В этой комнате участковому больше делать было нечего, и он направился в соседнюю, но его остановил сдавленный глухой голос Ботнаря:

– Не трудитесь… Это все…

Лейтенант вопросительно взглянул на Руссу, тот сделал знак: «продолжай». При дальнейшем обыске не было ничего «обнаружено и изъято», как также указывалось в протоколе.

– Вы задержаны, Ботнарь, – сказал капитан. – Пойдемте с нами.

Ботнарь, ни на кого не глядя, молча накинул на плечи старенький плащ. Жена испуганно всхлипывала. Дочка подняла на отца свои большие круглые глаза:

– А куда ты уходишь, папа? Уже ночь.

Отец ничего не ответил, только махнул рукой и шагнул к двери.

Кучеренко и Руссу сидели в кабинете, обмениваясь впечатлениями о только что проведенном задержании, когда дежурный по райотделу доложил, что помещенный в ИВС [36]36
  ИВС – изолятор временного содержания.


[Закрыть]
Ботнарь просит его допросить. Подполковник взглянул на часы:

– Поздно уже, закон разрешает производить допрос ночью только в исключительных случаях. Придется отложить до утра. На свежую голову.

Минут через десять дежурный явился снова и сообщил, что задержанный требует бумагу и авторучку.

– Так в чем же дело? Выдайте, – распорядился Кучеренко.

Дежурный поспешил выполнить приказание, а подполковник сказал:

– Завтра, капитан, приходите пораньше, вместе допросим. Нас ждет кое-что интересное.
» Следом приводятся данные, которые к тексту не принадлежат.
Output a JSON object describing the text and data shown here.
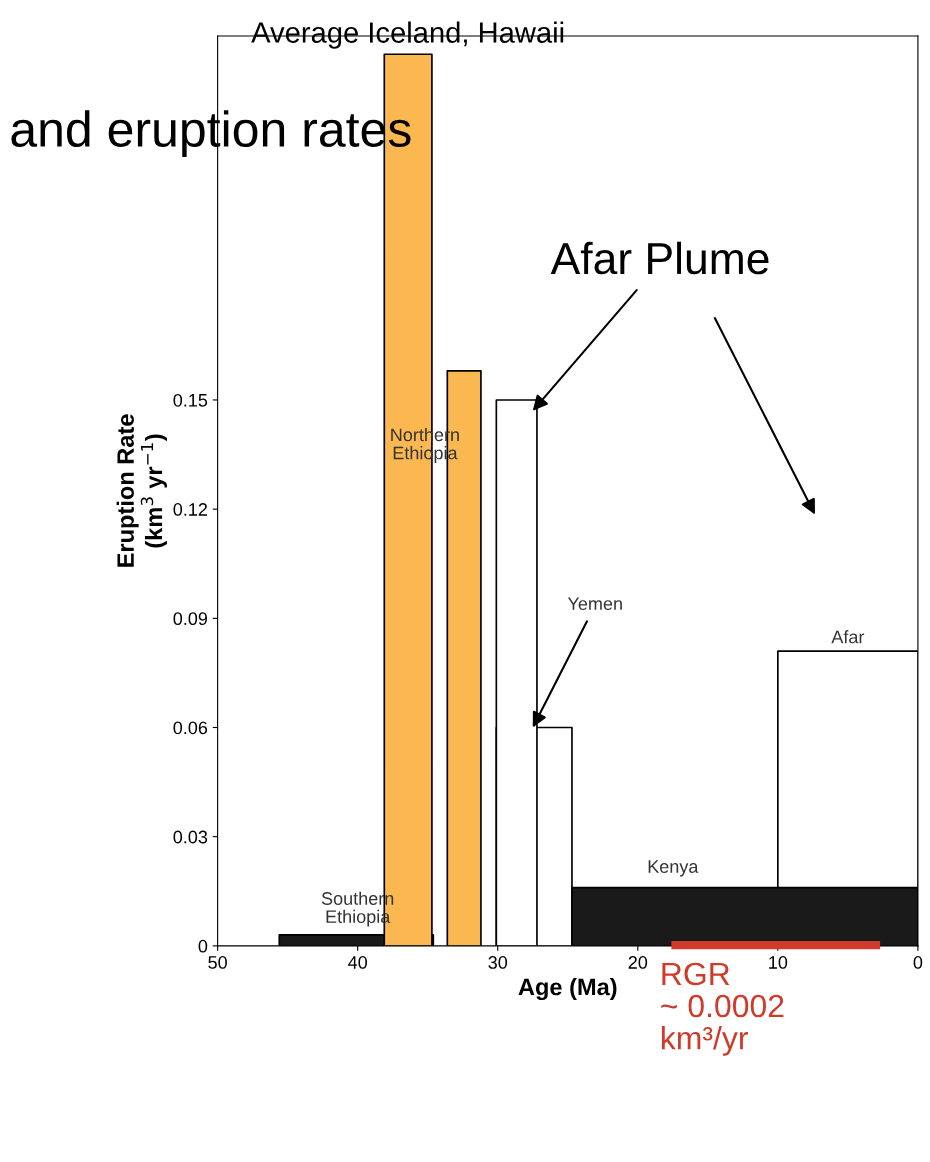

Судя по воспаленным покрасневшим глазам, Ботнарь провел бессонную ночь. Он тяжело сел на предложенный ему стул в углу кабинета, и его заросшее черной щетиной лицо тронуло нечто похожее на улыбку:

– Я вас сразу узнал, – произнес он, глядя на подполковника. – Тогда в ГАИ это же вы были… когда меня вроде за превышение скорости задержали. Я ведь догадался, что дело вовсе не в скорости…

– Однако, Ботнарь, скорость вы все-таки действительно превысили.

– Ладно, пусть нарушил. – Он жалко, затравленно улыбнулся. – Что скорость – жизнь порушена, жизнь… Хотел сам к вам прийти, все рассказать… Слышал, это заявление с повинной называется… По телевизору показывали про одного… Так то же в кино… – он испытующе посмотрел подполковнику прямо в глаза, ища в них ответа на мучительный для него вопрос.